Basically, the challenge to IT organizations who are doing any level of application management — change management of internally managed apps, purchasing COTS apps — is to figure out how to integrate application security into their software development and purchasing lifecycles. The two concrete recommendations that jumped out for me were:
- Don’t treat purchased software differently, from a security perspective, than you treat internally developed software. Hold both to the same standards and demand the same security certification from both. While this has traditionally been harder for COTS software, where source code is usually unavailable, binary analysis techniques such as those provided by my firm enable some level of consistency across these two categories.

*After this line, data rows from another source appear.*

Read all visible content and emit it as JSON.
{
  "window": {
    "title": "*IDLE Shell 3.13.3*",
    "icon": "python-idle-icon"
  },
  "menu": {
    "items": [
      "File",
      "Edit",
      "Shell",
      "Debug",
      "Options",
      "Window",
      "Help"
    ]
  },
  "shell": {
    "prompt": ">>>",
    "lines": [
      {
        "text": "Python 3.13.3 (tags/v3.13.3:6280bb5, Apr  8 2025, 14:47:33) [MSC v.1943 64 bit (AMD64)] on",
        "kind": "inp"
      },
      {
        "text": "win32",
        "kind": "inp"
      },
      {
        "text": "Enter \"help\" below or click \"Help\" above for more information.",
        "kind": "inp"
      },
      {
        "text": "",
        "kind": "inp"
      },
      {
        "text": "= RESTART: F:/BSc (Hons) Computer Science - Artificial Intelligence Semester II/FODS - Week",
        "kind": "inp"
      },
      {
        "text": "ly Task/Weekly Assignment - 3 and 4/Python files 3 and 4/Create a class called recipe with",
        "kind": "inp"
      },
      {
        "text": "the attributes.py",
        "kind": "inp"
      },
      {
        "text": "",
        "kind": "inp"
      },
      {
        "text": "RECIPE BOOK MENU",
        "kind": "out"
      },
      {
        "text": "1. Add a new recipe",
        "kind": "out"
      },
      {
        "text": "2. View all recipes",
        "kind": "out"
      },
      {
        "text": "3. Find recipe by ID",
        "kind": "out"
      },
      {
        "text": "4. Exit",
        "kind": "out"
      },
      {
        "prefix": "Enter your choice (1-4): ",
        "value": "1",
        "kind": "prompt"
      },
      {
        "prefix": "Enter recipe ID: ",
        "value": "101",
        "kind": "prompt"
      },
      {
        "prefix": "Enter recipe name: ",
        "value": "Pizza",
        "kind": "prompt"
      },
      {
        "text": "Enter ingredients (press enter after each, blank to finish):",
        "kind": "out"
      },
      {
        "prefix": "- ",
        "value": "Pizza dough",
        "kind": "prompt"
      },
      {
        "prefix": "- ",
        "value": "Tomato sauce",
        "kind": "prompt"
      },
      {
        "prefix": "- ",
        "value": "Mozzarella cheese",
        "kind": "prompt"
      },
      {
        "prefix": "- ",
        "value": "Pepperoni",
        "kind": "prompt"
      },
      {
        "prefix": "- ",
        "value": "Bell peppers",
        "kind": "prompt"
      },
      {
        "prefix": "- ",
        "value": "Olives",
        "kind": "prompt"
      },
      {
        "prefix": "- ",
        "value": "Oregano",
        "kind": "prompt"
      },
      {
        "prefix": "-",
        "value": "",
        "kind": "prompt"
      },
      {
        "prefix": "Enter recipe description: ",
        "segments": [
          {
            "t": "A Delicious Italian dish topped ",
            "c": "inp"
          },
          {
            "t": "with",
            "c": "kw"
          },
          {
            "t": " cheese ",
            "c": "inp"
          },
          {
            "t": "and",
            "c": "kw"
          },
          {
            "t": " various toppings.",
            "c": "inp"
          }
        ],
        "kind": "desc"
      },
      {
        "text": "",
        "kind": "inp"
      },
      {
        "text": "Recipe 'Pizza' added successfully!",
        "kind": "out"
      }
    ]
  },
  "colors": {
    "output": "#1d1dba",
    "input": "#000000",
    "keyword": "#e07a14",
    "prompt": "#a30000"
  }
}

- Bake security into your service management lifecycle. From design to transition to continuous improvement, security should be architected in and designed into the process. One way to consider how security can dovetail with ITIL is considering the role of security audits, whether binary or otherwise, as part of change and release management criteria. While secure development practices and source code tools should certainly be part of the SDLC process, release criteria should include security testing as well as functional testing requirements. Again, automated scanning can greatly assist with this process.